En cette rentrée 2026, la France entre dans la phase active de l’élection présidentielle. Il faut attendre janvier, voire février, pour entrer dans la phase intense quand les prétendants réels seront connus. Pour l’instant, il n’est pas inutile de se pencher sur quelques anciens qui ont occupé la fonction. On pense d’abord à De Gaulle. En réalité, il est « hors concours ». Déjà il porte un nom qui précède celui de France. Ensuite il a sauvé l’honneur en 1940 et contribué à la victoire en 1944. Tout est dit.

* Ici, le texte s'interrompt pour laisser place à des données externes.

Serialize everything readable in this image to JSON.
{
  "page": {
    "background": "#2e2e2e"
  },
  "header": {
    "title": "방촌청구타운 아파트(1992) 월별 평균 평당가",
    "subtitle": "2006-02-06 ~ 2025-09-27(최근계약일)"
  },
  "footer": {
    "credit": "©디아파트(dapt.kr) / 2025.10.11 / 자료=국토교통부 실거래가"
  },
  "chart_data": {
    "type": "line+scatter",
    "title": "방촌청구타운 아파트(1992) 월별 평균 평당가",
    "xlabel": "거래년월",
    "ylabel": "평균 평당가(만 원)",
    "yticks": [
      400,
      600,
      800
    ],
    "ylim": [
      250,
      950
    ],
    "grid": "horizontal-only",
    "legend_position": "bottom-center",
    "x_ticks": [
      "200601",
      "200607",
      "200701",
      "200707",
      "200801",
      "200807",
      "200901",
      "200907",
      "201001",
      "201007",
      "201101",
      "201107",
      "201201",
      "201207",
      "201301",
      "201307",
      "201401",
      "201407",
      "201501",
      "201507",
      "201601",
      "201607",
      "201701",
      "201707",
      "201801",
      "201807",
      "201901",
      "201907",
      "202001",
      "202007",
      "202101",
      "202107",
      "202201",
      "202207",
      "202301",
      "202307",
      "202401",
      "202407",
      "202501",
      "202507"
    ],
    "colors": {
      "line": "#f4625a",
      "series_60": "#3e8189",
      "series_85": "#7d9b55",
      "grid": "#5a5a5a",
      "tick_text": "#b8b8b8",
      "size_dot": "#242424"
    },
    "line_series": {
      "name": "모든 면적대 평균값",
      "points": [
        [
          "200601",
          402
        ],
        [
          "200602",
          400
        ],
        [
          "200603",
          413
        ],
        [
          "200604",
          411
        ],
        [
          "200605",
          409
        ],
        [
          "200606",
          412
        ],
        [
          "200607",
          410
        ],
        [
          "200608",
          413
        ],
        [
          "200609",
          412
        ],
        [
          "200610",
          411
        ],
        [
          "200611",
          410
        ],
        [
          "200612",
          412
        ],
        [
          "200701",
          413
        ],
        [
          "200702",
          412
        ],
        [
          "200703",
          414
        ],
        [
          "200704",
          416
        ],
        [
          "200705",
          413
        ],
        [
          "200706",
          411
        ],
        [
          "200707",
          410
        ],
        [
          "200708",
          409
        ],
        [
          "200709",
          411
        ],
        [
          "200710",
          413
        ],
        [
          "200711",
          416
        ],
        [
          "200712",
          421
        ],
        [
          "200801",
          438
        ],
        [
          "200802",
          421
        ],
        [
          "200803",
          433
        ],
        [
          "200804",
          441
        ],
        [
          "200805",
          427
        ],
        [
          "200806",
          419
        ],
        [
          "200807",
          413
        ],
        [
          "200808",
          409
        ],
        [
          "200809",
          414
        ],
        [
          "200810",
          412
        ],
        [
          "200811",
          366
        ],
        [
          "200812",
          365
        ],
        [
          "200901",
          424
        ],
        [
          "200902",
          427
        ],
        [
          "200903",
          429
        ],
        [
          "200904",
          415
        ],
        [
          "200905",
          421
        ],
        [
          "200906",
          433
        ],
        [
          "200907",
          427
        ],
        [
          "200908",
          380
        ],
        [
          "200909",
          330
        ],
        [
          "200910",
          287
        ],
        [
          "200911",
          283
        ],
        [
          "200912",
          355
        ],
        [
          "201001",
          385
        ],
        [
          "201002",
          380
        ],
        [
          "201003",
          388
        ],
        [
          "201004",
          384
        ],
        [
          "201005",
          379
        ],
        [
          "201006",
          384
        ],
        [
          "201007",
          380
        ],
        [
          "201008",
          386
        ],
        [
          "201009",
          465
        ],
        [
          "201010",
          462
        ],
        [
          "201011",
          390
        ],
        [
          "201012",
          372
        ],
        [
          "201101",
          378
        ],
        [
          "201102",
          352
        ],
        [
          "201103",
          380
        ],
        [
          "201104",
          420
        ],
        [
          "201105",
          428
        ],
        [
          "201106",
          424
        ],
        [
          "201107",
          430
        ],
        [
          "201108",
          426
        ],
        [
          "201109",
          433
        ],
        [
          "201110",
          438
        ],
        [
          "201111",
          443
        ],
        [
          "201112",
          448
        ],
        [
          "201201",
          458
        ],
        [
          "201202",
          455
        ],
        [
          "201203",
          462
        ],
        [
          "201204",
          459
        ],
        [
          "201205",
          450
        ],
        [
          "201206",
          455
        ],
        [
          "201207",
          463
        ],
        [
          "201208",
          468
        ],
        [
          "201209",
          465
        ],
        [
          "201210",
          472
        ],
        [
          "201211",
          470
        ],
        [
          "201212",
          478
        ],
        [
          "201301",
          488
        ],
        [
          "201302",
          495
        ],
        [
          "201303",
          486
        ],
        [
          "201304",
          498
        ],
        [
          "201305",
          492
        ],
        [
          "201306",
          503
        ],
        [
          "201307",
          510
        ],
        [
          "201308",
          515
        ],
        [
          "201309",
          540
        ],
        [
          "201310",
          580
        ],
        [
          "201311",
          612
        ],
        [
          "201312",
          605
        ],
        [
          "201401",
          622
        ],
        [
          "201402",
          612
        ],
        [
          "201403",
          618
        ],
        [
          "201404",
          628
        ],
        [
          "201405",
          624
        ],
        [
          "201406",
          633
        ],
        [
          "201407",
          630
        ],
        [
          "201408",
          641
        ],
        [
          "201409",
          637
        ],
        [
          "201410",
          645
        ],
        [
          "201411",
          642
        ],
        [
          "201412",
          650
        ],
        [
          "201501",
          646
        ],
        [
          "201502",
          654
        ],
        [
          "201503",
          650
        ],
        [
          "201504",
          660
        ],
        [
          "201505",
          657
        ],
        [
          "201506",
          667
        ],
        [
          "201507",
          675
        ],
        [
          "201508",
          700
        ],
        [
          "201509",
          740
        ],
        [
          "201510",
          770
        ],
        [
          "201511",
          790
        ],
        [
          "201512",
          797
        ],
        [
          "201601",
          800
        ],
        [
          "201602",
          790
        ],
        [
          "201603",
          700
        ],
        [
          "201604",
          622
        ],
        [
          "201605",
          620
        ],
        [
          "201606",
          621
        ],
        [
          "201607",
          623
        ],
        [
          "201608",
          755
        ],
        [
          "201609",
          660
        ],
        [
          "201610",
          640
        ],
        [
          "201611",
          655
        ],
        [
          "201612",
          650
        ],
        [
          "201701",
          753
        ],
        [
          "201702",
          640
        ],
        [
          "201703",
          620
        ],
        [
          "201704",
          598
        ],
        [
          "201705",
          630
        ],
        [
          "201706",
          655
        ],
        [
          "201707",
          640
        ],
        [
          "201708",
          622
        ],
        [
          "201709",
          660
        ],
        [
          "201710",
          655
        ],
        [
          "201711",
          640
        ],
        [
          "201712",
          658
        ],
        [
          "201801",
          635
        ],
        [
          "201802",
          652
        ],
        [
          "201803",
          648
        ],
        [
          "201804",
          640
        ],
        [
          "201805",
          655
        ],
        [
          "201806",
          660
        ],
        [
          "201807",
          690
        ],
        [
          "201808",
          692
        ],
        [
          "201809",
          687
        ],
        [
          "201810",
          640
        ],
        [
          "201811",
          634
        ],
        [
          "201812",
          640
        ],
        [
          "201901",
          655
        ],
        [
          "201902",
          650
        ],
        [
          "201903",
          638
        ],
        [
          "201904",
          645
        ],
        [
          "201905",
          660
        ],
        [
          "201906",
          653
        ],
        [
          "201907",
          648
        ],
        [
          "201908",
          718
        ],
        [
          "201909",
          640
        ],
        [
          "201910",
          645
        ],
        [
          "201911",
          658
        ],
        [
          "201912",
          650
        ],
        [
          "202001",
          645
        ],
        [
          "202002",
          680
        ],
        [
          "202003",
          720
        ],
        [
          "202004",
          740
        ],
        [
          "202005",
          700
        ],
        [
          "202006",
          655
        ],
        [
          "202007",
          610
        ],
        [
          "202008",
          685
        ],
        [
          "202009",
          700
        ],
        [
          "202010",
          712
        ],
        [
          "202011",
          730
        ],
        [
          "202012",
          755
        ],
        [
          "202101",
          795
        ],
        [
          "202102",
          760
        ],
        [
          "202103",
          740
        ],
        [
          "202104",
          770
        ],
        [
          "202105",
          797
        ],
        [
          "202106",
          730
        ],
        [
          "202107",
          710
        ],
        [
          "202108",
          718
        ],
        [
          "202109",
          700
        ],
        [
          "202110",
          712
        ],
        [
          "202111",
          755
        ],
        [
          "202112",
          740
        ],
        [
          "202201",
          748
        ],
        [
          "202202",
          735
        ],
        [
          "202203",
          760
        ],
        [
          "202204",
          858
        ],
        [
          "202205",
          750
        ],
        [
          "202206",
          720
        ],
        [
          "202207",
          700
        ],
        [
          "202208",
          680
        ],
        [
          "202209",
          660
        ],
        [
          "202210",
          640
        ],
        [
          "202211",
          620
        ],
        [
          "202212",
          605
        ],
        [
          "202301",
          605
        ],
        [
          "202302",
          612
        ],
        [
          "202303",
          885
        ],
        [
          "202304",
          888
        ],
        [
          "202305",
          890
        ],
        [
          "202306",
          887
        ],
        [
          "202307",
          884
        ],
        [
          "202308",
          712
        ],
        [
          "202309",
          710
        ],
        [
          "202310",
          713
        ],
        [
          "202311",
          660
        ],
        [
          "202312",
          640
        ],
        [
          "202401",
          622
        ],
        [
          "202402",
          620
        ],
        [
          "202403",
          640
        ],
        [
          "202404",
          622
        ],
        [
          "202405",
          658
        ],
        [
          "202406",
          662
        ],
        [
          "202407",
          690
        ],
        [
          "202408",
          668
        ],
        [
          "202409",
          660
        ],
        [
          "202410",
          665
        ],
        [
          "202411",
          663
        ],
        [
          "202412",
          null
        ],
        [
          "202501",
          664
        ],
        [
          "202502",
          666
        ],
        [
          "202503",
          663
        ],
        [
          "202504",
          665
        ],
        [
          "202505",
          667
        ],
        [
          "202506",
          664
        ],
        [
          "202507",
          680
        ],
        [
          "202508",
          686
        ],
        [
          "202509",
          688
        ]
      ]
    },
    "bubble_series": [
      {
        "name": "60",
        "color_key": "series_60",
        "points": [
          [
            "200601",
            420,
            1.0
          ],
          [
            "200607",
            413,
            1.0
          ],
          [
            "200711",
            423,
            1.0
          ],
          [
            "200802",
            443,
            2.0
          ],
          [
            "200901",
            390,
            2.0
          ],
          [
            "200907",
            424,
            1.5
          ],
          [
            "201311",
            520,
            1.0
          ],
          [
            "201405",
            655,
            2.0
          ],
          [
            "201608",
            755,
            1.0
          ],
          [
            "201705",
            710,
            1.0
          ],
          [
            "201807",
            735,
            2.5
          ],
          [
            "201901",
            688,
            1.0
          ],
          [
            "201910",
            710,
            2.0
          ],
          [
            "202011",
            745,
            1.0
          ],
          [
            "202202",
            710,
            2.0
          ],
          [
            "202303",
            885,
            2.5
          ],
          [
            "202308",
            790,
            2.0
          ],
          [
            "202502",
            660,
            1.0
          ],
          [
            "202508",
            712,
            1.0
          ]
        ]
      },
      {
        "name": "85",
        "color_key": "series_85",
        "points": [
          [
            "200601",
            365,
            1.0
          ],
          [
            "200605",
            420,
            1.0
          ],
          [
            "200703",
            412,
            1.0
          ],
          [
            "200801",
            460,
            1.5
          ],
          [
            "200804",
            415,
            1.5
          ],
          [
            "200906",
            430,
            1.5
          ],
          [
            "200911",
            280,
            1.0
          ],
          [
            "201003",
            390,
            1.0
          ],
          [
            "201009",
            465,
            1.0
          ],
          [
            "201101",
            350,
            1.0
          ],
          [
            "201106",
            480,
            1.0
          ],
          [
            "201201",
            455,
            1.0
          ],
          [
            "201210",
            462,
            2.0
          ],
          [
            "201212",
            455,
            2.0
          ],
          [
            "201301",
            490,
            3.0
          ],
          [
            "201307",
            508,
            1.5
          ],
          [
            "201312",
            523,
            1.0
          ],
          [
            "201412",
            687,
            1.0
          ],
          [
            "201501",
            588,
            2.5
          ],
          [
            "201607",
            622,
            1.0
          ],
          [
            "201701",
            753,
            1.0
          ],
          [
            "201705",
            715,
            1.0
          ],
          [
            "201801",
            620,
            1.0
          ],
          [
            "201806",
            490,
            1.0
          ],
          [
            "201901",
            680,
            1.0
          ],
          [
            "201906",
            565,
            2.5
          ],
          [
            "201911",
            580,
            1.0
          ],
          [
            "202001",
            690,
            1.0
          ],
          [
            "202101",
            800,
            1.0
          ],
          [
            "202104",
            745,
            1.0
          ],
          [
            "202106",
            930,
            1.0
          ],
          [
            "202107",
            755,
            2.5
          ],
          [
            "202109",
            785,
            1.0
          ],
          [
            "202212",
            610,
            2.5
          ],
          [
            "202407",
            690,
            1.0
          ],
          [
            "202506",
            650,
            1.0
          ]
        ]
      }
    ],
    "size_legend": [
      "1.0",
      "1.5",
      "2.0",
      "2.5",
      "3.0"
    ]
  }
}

   Le conseil vient de François Mitterrand.17 novembre 1994, il assiste au Congrès des Maires de France. Il vient leur dire au revoir à quelques mois de la fin de son mandat. Devant lui, assis au premier rang et côte à côte, Edouard Balladur, Premier Ministre, qui se voit Président avant même le vote, et Jacques Chirac, Maire de Paris, abandonné de ses amis. Le Président est très malade mais la politique est un remède puissant. Il donne donc un conseil à quelques mois du scrutin. Il en fait une condition : » Il faut que le Chef de l’Etat aime les Français et que les Français sentent qu’il les aime..S’il n’y a pas cette relation affective, cette relation humaine, le reste ne marche pas ». Présent, je n’ai jamais oublié ces quelques phrases.

   Lui-même l’a mis en œuvre à sa façon, y compris en faisant connaître la géographie de sa vie. Jarnac et la Saintonge qu’il retrouvera dans les paysages de Toscane et d’Ombrie. Chateau-Chinon et le Morvan où il connaîtra des hivers rudes et des hommes de dur labeur. Latché et ses forêts de pins qu’il fréquentait suivi de son labrador et vêtu d’un pantalon de velours.Solutré et sa roche où il dira : » De là, je vois ce qui ne change pas ». Paris, ses bouquinistes, ses librairies et le chevet de Notre-Dame qu’il apercevait de sa maison. Le lac Chauvet en Auvergne où il retrouvait chaque fin août ses amis autour d’un chou farci et d’une tarte aux myrtilles. Vézelay et son église où il s’arrêtait pour se recueillir sur la route de Paris et après avoir échangé avec le Frère Roger de l’Abbaye de Taizé, ce dernier lâchement assassiné le 16 août 2005. Suze-la-Rousse dans la Drôme pour l’excellente omelette aux cèpes de l’épouse d’Henri Michel, le « député des Côtes-du-Rhône ».Plus tard Belle-Île où il aimait se promener quelques mois avant sa mort.

   Certains diront que tout cela c’est de la « com ».Erreur.! Car ces lieux résonnent dans la tête des Français. Présider une vieille nation ne se résume pas à l’élaboration d’un programme. C’est se situer dans le temps long de l’histoire, au-delà des désaccords et des polémiques du présent.

   Deux Présidents en ont tiré la leçon. Jacques Chirac d’abord, François Hollande ensuite en s’ancrant dans la même Corrèze, terre de Résistance, en traversant la France de tous côtés, l’un pour le RPR, l’autre pour le PS. Ils n’ont jamais lâché leur terre d’élection, convaincus que la fidélité était leur socle, y compris au pire creux de leur vie politique. Jacques Chirac a même ajouté le Salon de l’Agriculture , en faisant monter à la capitale les paysans de toute la France jusqu’à y passer des heures comme une marque d’attention et d’affection.

   Est-ce une leçon qui vaut encore à l’heure des réseaux sociaux et de l’Intelligence Artificielle.? Difficile de répondre avec certitude. Mais ce parcours géographique de François Mitterrand, même quand on est un opposant farouche, reflète le parcours d’un humaniste. Et l’humanisme ne doit jamais quitter la politique quelques soient les techniques de communication.